Hospice Nurse Charged with Elder Abuse at a California Assisted Living

A hospice registered nurse (RN) was assigned as the case manager of a hospice patient living in a California assisted living. The RN allegedly failed to record the discovery of open pressure injuries in the resident’s medical record. In addition, she failed to notify a doctor and the family of the resident’s deteriorating condition. As a consequence of her lack of care, the resident’s condition worsened, which ultimately resulted in the resident’s death.

The RN was arraigned on one count of felony elder abuse. The California Board of Registered Nursing (the Board) opened an administrative investigation into the RN’s lack of care following the compliant. The Board’s investigation concluded that the RN failed to properly assess a pressure injury that she discovered on the resident’s right heel. As a result, a Plan of Care was never developed and the pressure injury worsened into a wound that required emergency surgery to the resident’s right foot, which had become septic and gangrenous.

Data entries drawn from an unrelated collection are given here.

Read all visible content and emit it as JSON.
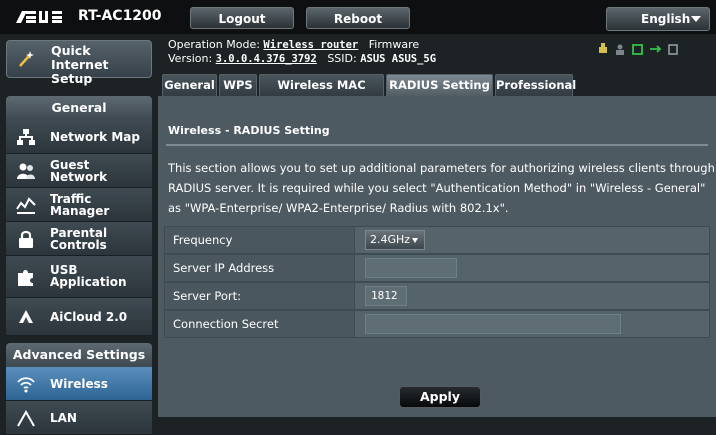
{
  "header": {
    "brand": "/ISUS",
    "model": "RT-AC1200",
    "logout_label": "Logout",
    "reboot_label": "Reboot",
    "language": "English"
  },
  "sidebar": {
    "qis_label": "Quick Internet Setup",
    "general_heading": "General",
    "general_items": [
      {
        "label": "Network Map",
        "icon": "network-map-icon"
      },
      {
        "label": "Guest Network",
        "icon": "guest-network-icon"
      },
      {
        "label": "Traffic Manager",
        "icon": "traffic-manager-icon"
      },
      {
        "label": "Parental Controls",
        "icon": "parental-controls-icon"
      },
      {
        "label": "USB Application",
        "icon": "usb-application-icon"
      },
      {
        "label": "AiCloud 2.0",
        "icon": "aicloud-icon"
      }
    ],
    "advanced_heading": "Advanced Settings",
    "advanced_items": [
      {
        "label": "Wireless",
        "icon": "wireless-icon",
        "active": true
      },
      {
        "label": "LAN",
        "icon": "lan-icon"
      }
    ]
  },
  "status": {
    "operation_mode_label": "Operation Mode:",
    "operation_mode": "Wireless router",
    "firmware_label": "Firmware",
    "version_label": "Version:",
    "version": "3.0.0.4.376_3792",
    "ssid_label": "SSID:",
    "ssid": "ASUS ASUS_5G"
  },
  "tabs": [
    {
      "label": "General"
    },
    {
      "label": "WPS"
    },
    {
      "label": "Wireless MAC Filter"
    },
    {
      "label": "RADIUS Setting",
      "active": true
    },
    {
      "label": "Professional"
    }
  ],
  "content": {
    "title": "Wireless - RADIUS Setting",
    "description": "This section allows you to set up additional parameters for authorizing wireless clients through RADIUS server. It is required while you select \"Authentication Method\" in \"Wireless - General\" as \"WPA-Enterprise/ WPA2-Enterprise/ Radius with 802.1x\".",
    "form": {
      "frequency_label": "Frequency",
      "frequency_value": "2.4GHz",
      "server_ip_label": "Server IP Address",
      "server_ip_value": "",
      "server_port_label": "Server Port:",
      "server_port_value": "1812",
      "secret_label": "Connection Secret",
      "secret_value": ""
    },
    "apply_label": "Apply"
  },
  "colors": {
    "accent_active": "#4a86b8",
    "panel": "#4d5a61",
    "background": "#1d2225"
  }
}
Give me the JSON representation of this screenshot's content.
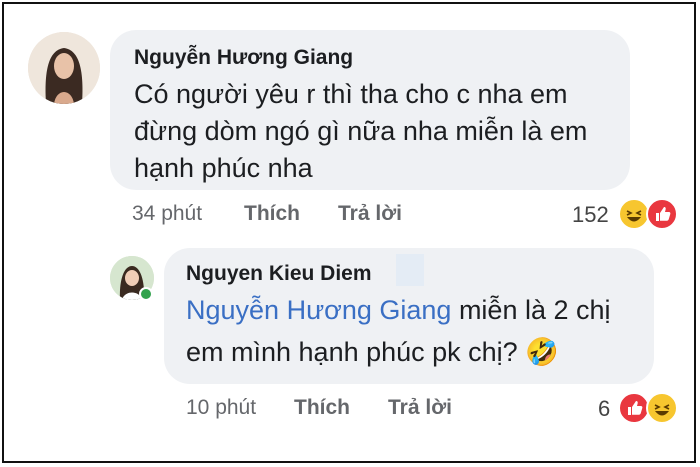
{
  "comments": [
    {
      "author": "Nguyễn Hương Giang",
      "lines": [
        "Có người yêu r thì tha cho c nha em",
        "đừng dòm ngó gì nữa nha miễn là em",
        "hạnh phúc nha"
      ],
      "time": "34 phút",
      "like_label": "Thích",
      "reply_label": "Trả lời",
      "reaction_count": "152",
      "reactions": [
        "haha-icon",
        "like-icon"
      ]
    },
    {
      "author": "Nguyen Kieu Diem",
      "mention": "Nguyễn Hương Giang",
      "line1_rest": " miễn là 2 chị",
      "line2": "em mình hạnh phúc pk chị? ",
      "emoji": "🤣",
      "time": "10 phút",
      "like_label": "Thích",
      "reply_label": "Trả lời",
      "reaction_count": "6",
      "reactions": [
        "like-icon",
        "haha-icon"
      ]
    }
  ]
}
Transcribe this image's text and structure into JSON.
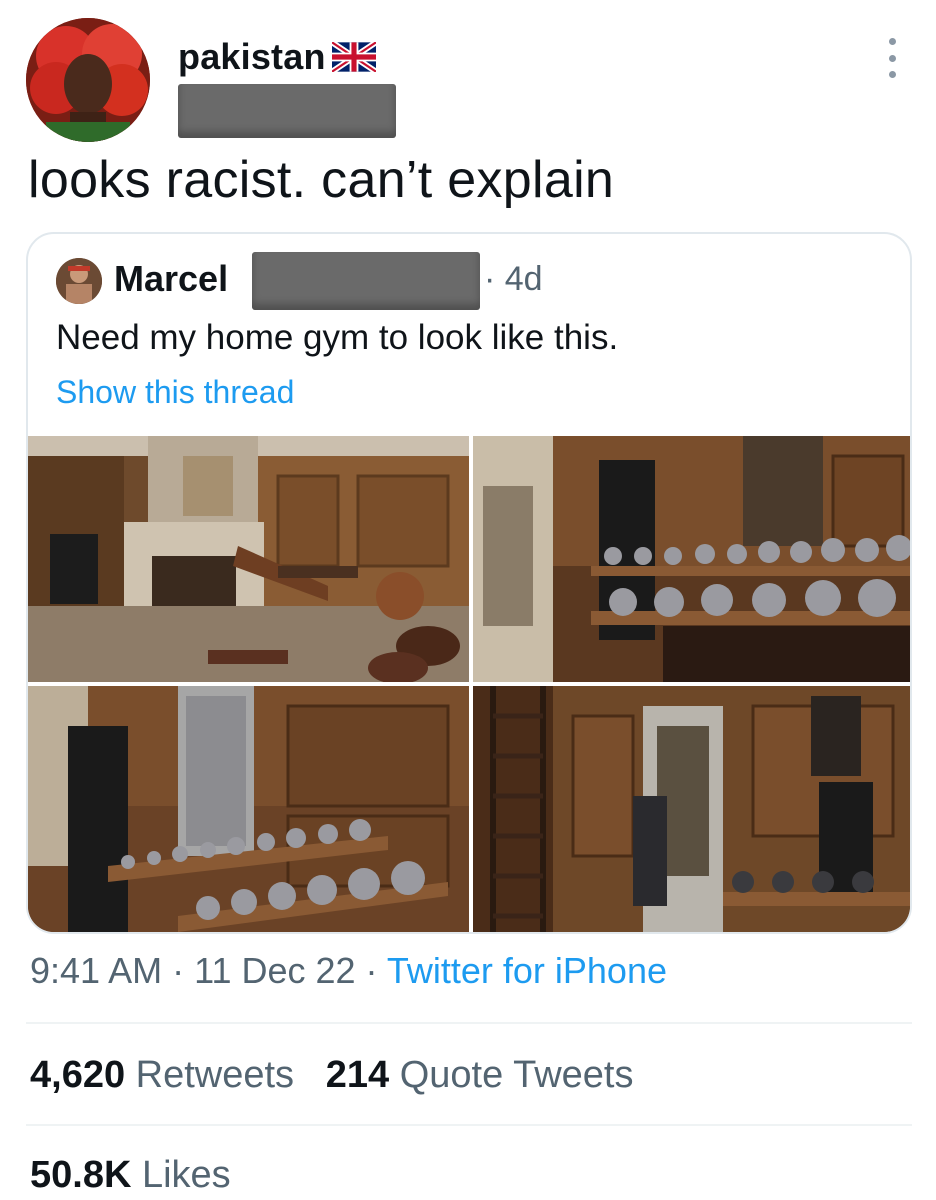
{
  "tweet": {
    "display_name": "pakistan",
    "flag_icon": "uk-flag-icon",
    "handle_redacted": true,
    "text": "looks racist. can’t explain",
    "menu_icon": "more-vertical-icon"
  },
  "quoted_tweet": {
    "display_name": "Marcel",
    "time": "· 4d",
    "text": "Need my home gym to look like this.",
    "show_thread": "Show this thread",
    "media": [
      {
        "alt": "wood-paneled home gym with fireplace, bench and dumbbells"
      },
      {
        "alt": "dumbbell rack by fireplace"
      },
      {
        "alt": "dumbbell rack with mirror and pedestal"
      },
      {
        "alt": "wall ladder, mirror and kettlebells"
      }
    ]
  },
  "meta": {
    "time": "9:41 AM",
    "sep1": " · ",
    "date": "11 Dec 22",
    "sep2": " · ",
    "source": "Twitter for iPhone"
  },
  "stats": {
    "retweets_count": "4,620",
    "retweets_label": "Retweets",
    "quotes_count": "214",
    "quotes_label": "Quote Tweets",
    "likes_count": "50.8K",
    "likes_label": "Likes"
  },
  "colors": {
    "accent": "#1d9bf0",
    "muted": "#536471",
    "text": "#0f1419"
  }
}
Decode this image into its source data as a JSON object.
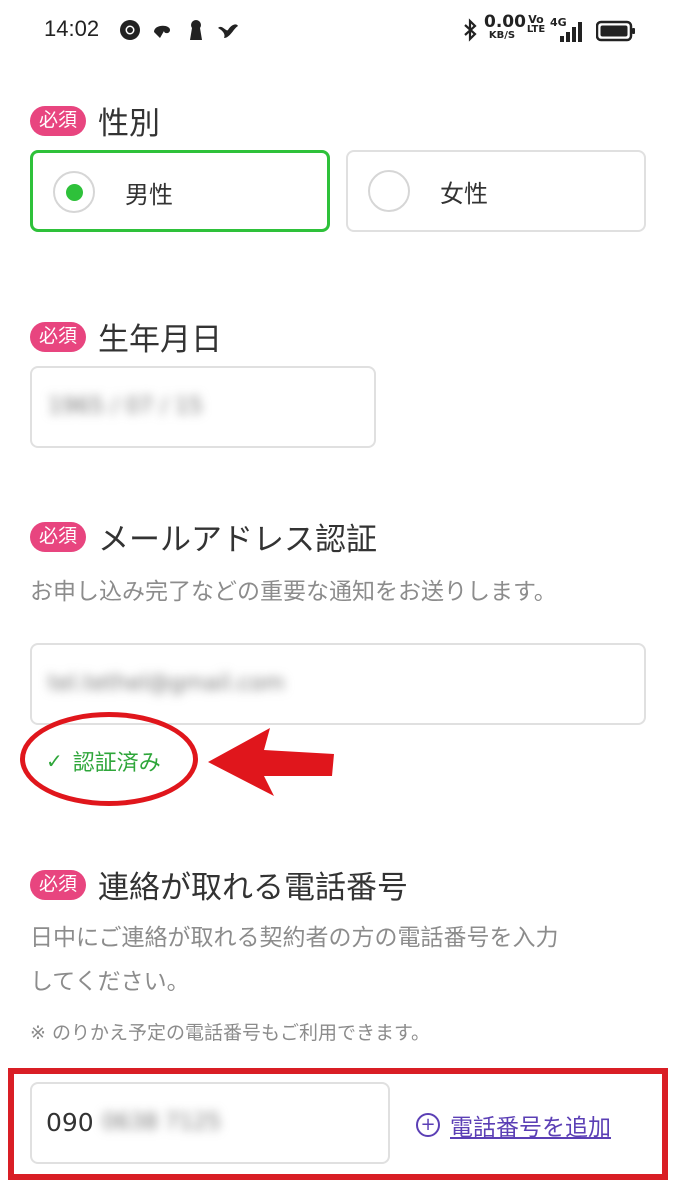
{
  "status_bar": {
    "time": "14:02",
    "speed_value": "0.00",
    "speed_unit": "KB/S",
    "volte_top": "Vo",
    "volte_bottom": "LTE",
    "network": "4G",
    "icons": [
      "chrome-icon",
      "app-icon",
      "keyhole-icon",
      "app-icon",
      "bluetooth-icon",
      "signal-icon",
      "battery-icon"
    ]
  },
  "required_badge": "必須",
  "gender": {
    "label": "性別",
    "options": [
      {
        "label": "男性",
        "selected": true
      },
      {
        "label": "女性",
        "selected": false
      }
    ]
  },
  "birthdate": {
    "label": "生年月日",
    "value": "1965 / 07 / 15"
  },
  "email": {
    "label": "メールアドレス認証",
    "description": "お申し込み完了などの重要な通知をお送りします。",
    "value": "tel.tethel@gmail.com",
    "status": "認証済み"
  },
  "phone": {
    "label": "連絡が取れる電話番号",
    "description_line1": "日中にご連絡が取れる契約者の方の電話番号を入力",
    "description_line2": "してください。",
    "note": "※ のりかえ予定の電話番号もご利用できます。",
    "value_prefix": "090",
    "value_rest": "0638 7125",
    "add_label": "電話番号を追加"
  },
  "colors": {
    "badge": "#e8457f",
    "selected": "#2ec13a",
    "verified": "#2ea63a",
    "link": "#5b3fb5",
    "annotation": "#d91e25"
  }
}
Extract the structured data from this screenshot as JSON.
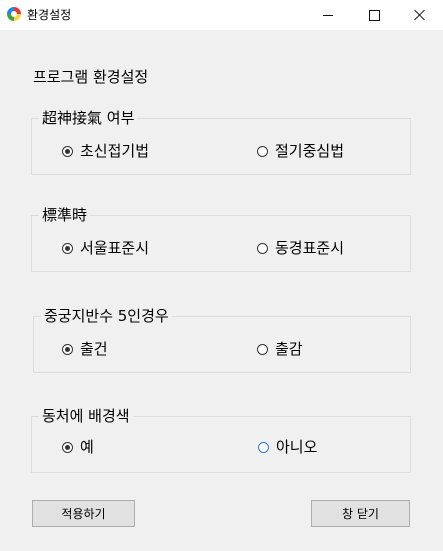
{
  "window": {
    "title": "환경설정",
    "controls": {
      "minimize": "minimize",
      "maximize": "maximize",
      "close": "close"
    }
  },
  "heading": "프로그램 환경설정",
  "groups": [
    {
      "legend": "超神接氣 여부",
      "options": [
        "초신접기법",
        "절기중심법"
      ],
      "selected": 0
    },
    {
      "legend": "標準時",
      "options": [
        "서울표준시",
        "동경표준시"
      ],
      "selected": 0
    },
    {
      "legend": "중궁지반수 5인경우",
      "options": [
        "출건",
        "출감"
      ],
      "selected": 0
    },
    {
      "legend": "동처에 배경색",
      "options": [
        "예",
        "아니오"
      ],
      "selected": 0,
      "focused": 1
    }
  ],
  "buttons": {
    "apply": "적용하기",
    "close": "창 닫기"
  },
  "icons": {
    "app": "app-color-wheel-icon"
  }
}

After the surgery, the resident’s health declined, and eventually she passed away. The RN was charged with a felony complaint with one count of felony elder abuse and allegations that as a result of the abuse, the resident suffered great bodily harm.

An attorney for the California Department of Justice stated, “Elder abuse does not always come in the form of a physical attack. It can result from utter neglect and lack of proper care.”  The charges stem from a criminal investigation conducted by the California Department of Justice’s Division of Medi-Cal Fraud and Elder Abuse (DMFEA). Through the DMFEA, the Attorney General’s office works to protect Californians by investigating and prosecuting those who perpetuate fraud on the Medi-Cal program. DMFEA also investigates and prosecutes those responsible for abuse, neglect, and fraud committed against elderly and dependent adults in the state.

Issue:

Elder abuse and neglect can occur in a multitude of ways. It is critical that all leaders of a nursing facility can recognize elder abuse and neglect and know the steps that should be taken when it is suspected. If elder abuse is not reported in an appropriate time frame, it can be seen as immediate jeopardy with harm, and be considered provision of substandard quality of care.

Discussion Points:

  • Review your policies and procedures on elder abuse, neglect, and exploitation. Update as necessary.
  • Train all staff on what is considered elder abuse and neglect, and the steps that should be taken when it is suspected. Offer the training during new employee orientation and repeat at least annually, and more often if needed. Document that the training occurred, and record in each employee’s education file.
  • Periodically audit staff understanding to ensure that they are aware of the steps that should be taken if they suspect elder abuse, neglect, or exploitation, and their reporting options, including accessing the anonymous hotline if necessary. Additional information is available in the Med-Net Corporate Compliance and Ethics Manual, Chapter 7 Resident Rights, Policy RR 1.1 Freedom from Abuse, Neglect, and Exploitation.